Mean axial elongation measured 0.18 ± 0.12 mm with orthokeratology, 0.24 ± 0.14 mm with HALT, and 0.36 ± 0.16 mm with single-vision spectacles. Pairwise comparisons for the reported progression outcomes were p<0.001, and the ranking consistently favored orthokeratology over HALT over single-vision spectacles. SER regression occurred in 29.63% (32/108) of orthokeratology eyes, 13.16% (15/114) of HALT eyes, and 1.79% (2/112) of single-vision spectacle eyes. AL regression was 12.96% (14/108), 6.14% (7/114), and 0.00% (0/112), respectively, with regression proportion comparisons also reported at p<0.001. Both active interventions remained separated from the single-vision group on structural and refractive endpoints.
Adverse events were reported only in the orthokeratology group and consisted solely of corneal staining. Grade 1 staining occurred in 13.8% (15/108), and grade 2 staining occurred in 3.8% (3/108). All staining resolved without sequelae, and no severe adverse events occurred during the one-year follow-up period. No other adverse events were reported for any study group in the one-year safety results.

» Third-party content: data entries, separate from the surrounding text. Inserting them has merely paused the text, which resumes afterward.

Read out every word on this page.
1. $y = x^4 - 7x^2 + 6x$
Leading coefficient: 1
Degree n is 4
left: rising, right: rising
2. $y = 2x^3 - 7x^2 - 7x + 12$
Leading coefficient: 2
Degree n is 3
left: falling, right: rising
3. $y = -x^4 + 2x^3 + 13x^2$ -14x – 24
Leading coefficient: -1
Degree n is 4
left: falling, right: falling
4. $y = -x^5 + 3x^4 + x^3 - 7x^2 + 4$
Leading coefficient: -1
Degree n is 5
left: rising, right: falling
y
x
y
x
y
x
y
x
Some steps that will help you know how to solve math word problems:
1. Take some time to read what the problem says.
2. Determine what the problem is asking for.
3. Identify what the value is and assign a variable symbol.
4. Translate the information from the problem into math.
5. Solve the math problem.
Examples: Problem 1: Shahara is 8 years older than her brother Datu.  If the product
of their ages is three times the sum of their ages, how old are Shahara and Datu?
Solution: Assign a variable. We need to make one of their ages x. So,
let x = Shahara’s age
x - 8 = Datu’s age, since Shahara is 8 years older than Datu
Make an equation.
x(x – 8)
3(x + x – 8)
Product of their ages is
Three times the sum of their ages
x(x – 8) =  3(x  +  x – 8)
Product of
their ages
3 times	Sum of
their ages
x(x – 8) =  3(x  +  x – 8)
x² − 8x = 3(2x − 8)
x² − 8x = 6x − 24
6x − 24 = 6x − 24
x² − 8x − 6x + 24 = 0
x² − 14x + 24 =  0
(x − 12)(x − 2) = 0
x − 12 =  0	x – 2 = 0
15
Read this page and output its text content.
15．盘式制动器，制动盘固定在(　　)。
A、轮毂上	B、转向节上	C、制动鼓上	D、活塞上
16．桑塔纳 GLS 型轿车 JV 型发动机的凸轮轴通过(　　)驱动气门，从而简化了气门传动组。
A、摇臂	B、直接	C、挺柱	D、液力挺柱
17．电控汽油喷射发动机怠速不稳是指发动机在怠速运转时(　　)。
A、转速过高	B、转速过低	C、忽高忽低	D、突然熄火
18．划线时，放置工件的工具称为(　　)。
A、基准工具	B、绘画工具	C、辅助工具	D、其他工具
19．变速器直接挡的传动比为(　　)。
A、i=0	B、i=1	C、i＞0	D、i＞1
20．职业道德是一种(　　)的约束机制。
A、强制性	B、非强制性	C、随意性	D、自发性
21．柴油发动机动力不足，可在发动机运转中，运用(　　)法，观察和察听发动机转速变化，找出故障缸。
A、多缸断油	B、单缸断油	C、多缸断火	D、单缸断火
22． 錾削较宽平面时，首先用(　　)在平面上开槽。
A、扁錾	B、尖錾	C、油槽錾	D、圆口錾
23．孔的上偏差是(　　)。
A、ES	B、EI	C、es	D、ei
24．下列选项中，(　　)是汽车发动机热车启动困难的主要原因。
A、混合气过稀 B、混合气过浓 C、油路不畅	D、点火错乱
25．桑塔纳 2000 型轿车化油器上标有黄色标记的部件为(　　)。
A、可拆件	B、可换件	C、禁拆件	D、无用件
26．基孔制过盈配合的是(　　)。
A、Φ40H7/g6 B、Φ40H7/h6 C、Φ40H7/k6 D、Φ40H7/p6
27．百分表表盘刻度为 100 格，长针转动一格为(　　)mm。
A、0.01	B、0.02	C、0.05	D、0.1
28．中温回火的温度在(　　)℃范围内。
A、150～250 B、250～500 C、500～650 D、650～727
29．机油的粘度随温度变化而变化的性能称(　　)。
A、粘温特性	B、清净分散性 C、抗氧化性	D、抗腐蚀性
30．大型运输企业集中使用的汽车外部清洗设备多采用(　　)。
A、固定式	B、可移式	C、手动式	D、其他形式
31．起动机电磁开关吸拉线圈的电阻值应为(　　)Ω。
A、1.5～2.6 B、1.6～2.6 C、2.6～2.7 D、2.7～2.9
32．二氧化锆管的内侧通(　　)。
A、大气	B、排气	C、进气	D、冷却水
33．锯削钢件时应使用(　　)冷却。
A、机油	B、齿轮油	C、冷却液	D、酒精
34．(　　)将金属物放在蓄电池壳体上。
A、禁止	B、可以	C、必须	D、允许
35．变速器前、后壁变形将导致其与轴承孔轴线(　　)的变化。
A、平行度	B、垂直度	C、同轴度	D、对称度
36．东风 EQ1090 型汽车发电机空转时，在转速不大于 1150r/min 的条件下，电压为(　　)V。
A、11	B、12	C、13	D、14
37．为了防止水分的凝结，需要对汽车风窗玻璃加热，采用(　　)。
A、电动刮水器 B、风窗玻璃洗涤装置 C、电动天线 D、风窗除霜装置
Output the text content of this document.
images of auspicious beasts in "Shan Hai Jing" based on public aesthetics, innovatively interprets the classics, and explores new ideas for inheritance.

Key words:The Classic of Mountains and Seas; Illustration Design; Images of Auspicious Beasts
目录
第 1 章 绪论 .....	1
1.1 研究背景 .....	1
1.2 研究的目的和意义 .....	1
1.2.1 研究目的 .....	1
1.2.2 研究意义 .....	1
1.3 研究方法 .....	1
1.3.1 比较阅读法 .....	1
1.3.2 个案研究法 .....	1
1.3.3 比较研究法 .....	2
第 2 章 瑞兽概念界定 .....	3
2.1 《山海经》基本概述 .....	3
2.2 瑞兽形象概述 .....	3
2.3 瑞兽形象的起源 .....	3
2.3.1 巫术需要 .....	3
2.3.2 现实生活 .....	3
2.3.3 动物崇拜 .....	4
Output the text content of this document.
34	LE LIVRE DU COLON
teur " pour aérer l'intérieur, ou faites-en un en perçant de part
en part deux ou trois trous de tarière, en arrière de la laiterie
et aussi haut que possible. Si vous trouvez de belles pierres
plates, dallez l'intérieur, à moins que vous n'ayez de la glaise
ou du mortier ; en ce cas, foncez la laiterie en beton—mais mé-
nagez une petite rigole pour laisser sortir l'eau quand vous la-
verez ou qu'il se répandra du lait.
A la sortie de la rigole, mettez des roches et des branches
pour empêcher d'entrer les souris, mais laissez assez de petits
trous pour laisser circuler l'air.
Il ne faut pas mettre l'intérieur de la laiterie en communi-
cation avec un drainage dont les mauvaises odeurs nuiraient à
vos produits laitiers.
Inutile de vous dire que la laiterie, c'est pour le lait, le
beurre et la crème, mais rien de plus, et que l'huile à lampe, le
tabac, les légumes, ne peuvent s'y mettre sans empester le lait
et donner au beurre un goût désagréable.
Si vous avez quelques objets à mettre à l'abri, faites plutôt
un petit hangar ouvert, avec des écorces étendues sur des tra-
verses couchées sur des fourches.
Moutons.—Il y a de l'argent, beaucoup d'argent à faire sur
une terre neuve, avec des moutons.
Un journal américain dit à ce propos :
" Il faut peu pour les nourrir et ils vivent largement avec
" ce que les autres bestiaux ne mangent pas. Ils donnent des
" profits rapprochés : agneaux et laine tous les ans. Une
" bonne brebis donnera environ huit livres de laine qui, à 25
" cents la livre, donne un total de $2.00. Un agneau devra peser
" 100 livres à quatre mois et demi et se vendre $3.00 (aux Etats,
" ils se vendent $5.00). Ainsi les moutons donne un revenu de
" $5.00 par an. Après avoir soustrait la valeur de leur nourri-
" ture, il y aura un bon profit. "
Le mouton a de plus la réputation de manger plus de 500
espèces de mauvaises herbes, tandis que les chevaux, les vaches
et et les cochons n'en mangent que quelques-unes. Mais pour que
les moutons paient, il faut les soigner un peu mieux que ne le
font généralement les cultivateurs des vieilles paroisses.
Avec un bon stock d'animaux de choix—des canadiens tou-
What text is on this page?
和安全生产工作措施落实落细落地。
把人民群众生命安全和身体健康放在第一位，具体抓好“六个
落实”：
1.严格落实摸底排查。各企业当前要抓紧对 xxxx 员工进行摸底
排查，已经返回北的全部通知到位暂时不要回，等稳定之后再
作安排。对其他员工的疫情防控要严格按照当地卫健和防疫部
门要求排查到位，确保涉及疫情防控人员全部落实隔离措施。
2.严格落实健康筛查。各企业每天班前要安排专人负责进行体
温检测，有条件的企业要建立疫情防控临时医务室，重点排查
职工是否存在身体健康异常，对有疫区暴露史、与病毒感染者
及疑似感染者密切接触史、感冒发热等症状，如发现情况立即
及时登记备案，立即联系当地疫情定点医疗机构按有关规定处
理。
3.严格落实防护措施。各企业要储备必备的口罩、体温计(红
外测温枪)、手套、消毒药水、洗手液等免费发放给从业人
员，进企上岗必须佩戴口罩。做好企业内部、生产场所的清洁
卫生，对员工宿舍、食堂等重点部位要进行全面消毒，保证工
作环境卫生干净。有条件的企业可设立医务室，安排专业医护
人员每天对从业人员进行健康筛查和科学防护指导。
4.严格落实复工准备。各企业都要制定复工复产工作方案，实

Pearson linear correlation analysis examined baseline factors associated with axial elongation and refractive progression in the orthokeratology and HALT groups. Age was the only baseline factor with a potential association with axial elongation and spherical equivalent progression. Investigators reported a negative association between age and axial elongation, alongside a positive association with spherical equivalent increase. The authors said the absolute difference between orthokeratology and HALT was minor despite the consistent numerical separation across progression measures. They added that its clinical significance remains to be evaluated in larger randomized trials with longer follow-up.